De Gouverneur van de Provincie Zeeland
Van Doorn
Middelburg den 19 December 1821
Onderwerp:Plaatselijke Begroting 1822
Terwijl de ten gevolge van mijne missive van 1 October l.l. Reg:A 2e Afd: no 2855 ingekomen voordragten betrekkelijk de in verband met de wet van 12Julij l.l. in te voeren plaatselijke belastingen bij Heeren G.S. in deliberatie zijn, acht ik het van belang UEd: tot uwe informatie mede te deelen , dat het Z.M. behaagd heeft te bepalen, dat de Gemeentelijke Begrootingen voorlopig voor 1822 op den gewonen voet zullen worden opgemaakt ,uitgaande van de veronderstelling dat in de Plaatselijke Belastingen tengevolge van het nieuwe stelsel van Rijksbelastingen geene veranderingen voor den 1e Julij 1822 zullen worden daargesteld in welke bepaling UEd. Zekerlijk een nieuw bewijs zullen vinden van ’s Konings bezorgdheid voor de belangen der gemeenten, als wordende daar door de gelegenheid geboren om den overgang van het eene tot het andere stelzel op eene geregelde wijze te doen plaats hebben, en de verwarring te voorkomen, welke daar uit anderszins zoude kunnen voortspruiten.
De Gouverneur van Zeeland
K.B. 29 november 1821.
Op voordragt van de Minister voor de Marine:
Hebben goedgevonden en verstaan te bepalen dat in het vervolg alle Schepen komen de van zoodanige Plaatsen, alwaar zich gewoonlijk alle jaren besmettelijke ziekten openbaren, zoo als in de Havanna in Spanje, in Noord-Amerika en in de Levant, naauwkeuriglijk zullen worden gevisiteerd en onderzocht, of derzelver papieren in behoorlijke orde zijn, en de equipagiën dier Schepen zich volkomen gezond bevinden, ten einde wanneer het tegendeel mogt blijken, dezelve aan eene provisionele quarantaine te onderwerpen en verder, naar gelang der omstandigheden , volgens de bepalingen op de quarantaine in dezen, te handelen.
WILLEM
Extract uit het Verbaal van Heeren GS van Zeeland
Vrijdag den 14 December 1821
Is gelezen eene missive van den Gemeente Raad te Arnemuiden dato 30 Novb:j.l daarbij met besef van de nuttigheid en het belang voor de Gemeente voordragende dezelve van een brandspuit te voorzien en de kosten daar van ad f.400 benevens het verder benoodigde ad f.230 te voldoen uit het goed slot van de Jare 1820 of 1821 met bijvoeging wijders van een Reglement op het Brandweren aldaar.

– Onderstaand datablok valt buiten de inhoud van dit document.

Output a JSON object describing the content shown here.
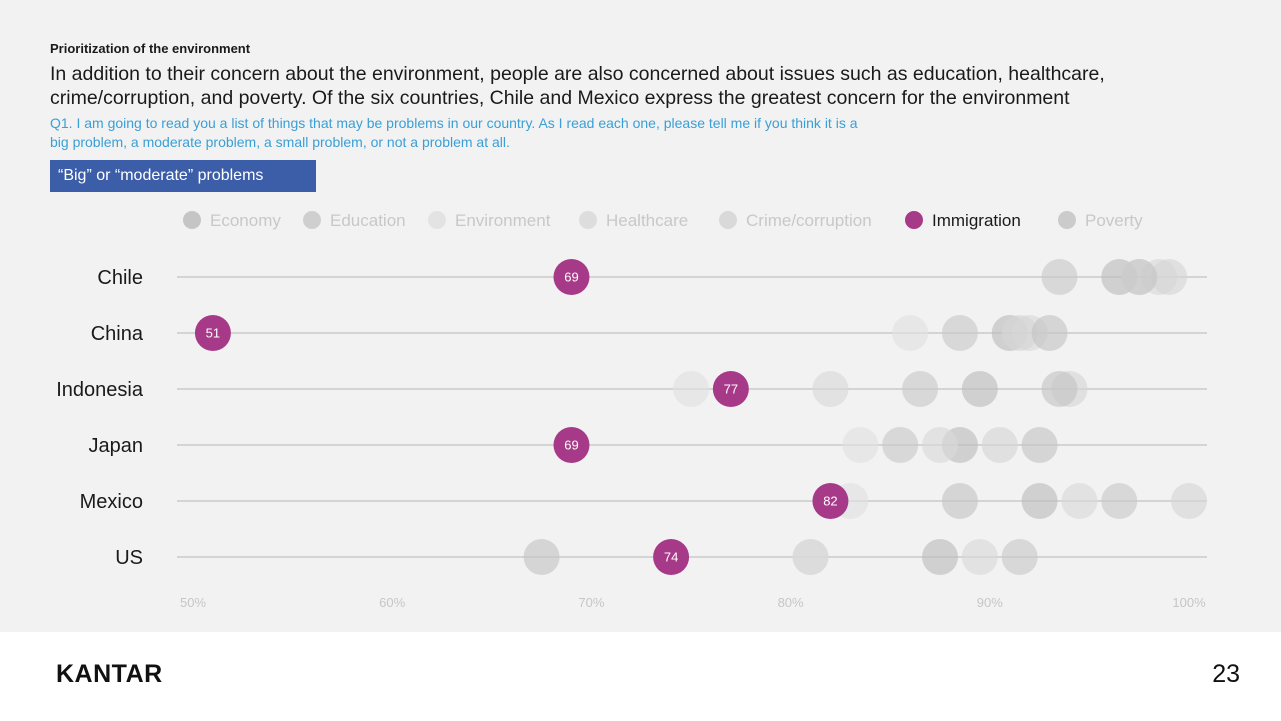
{
  "header": {
    "section_label": "Prioritization of the environment",
    "headline": "In addition to their concern about the environment, people are also concerned about issues such as education, healthcare, crime/corruption, and poverty. Of the six countries, Chile and Mexico express the greatest concern for the environment",
    "question": "Q1. I am going to read you a list of things that may be problems in our country. As I read each one, please tell me if you think it is a big problem, a moderate problem, a small problem, or not a problem at all.",
    "filter_badge": "“Big” or “moderate” problems"
  },
  "chart_data": {
    "type": "scatter",
    "subtype": "dot-plot",
    "title": "",
    "xlabel": "",
    "ylabel": "",
    "xlim": [
      50,
      100
    ],
    "x_ticks": [
      "50%",
      "60%",
      "70%",
      "80%",
      "90%",
      "100%"
    ],
    "x_tick_values": [
      50,
      60,
      70,
      80,
      90,
      100
    ],
    "grid": false,
    "legend_position": "top",
    "highlight_series": "Immigration",
    "categories": [
      "Chile",
      "China",
      "Indonesia",
      "Japan",
      "Mexico",
      "US"
    ],
    "series": [
      {
        "name": "Economy",
        "color": "#bdbdbd",
        "values": [
          96.5,
          91,
          89.5,
          88.5,
          92.5,
          87.5
        ]
      },
      {
        "name": "Education",
        "color": "#c9c9c9",
        "values": [
          93.5,
          88.5,
          86.5,
          85.5,
          96.5,
          91.5
        ]
      },
      {
        "name": "Environment",
        "color": "#e0e0e0",
        "values": [
          97.5,
          86,
          75,
          83.5,
          83,
          81
        ]
      },
      {
        "name": "Healthcare",
        "color": "#d9d9d9",
        "values": [
          98.5,
          92,
          82,
          87.5,
          94.5,
          89.5
        ]
      },
      {
        "name": "Crime/corruption",
        "color": "#d5d5d5",
        "values": [
          99,
          91.5,
          94,
          90.5,
          100,
          81
        ]
      },
      {
        "name": "Immigration",
        "color": "#a73a88",
        "values": [
          69,
          51,
          77,
          69,
          82,
          74
        ]
      },
      {
        "name": "Poverty",
        "color": "#c4c4c4",
        "values": [
          97.5,
          93,
          93.5,
          92.5,
          88.5,
          67.5
        ]
      }
    ],
    "data_labels": {
      "series": "Immigration",
      "values": [
        "69",
        "51",
        "77",
        "69",
        "82",
        "74"
      ]
    }
  },
  "footer": {
    "logo_text": "KANTAR",
    "page_number": "23"
  }
}
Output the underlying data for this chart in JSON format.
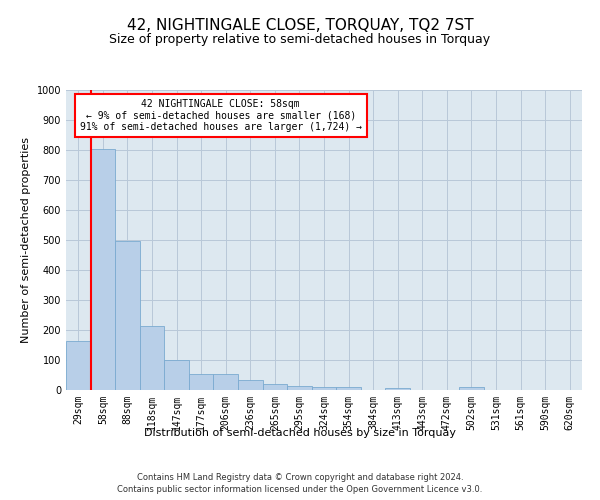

Er moet echter bijgeleverd tot beter functioneren een z.g. zuigpomp die f.200 kost. Dit te doen als de fondsen van de gemeente dit toelaten
Goedgevonden:
De aankoop van een brandspuit met zuigpomp ad f.600 etc
Tot het laten in order brengen van de daartoe voorgedragen bewaarplaats
Ten slotte: om tot al het vorenstaande te mogen gebruiken eene som van f.880= waarmede het saldo der reeds gearresteerde begrooting over 1822 bij een suppletoir besluit zal worden vermeerderd.
Wil de Gemeenteraad om bijzondere reden een Brandspuit van f.440: dit laten weten.
Etc.
De Griffier der Staten
J.Snouck Hurgronje
14 december 1821
Er is bij de verkoop van de oude maten en gewigten een som overgeschoten.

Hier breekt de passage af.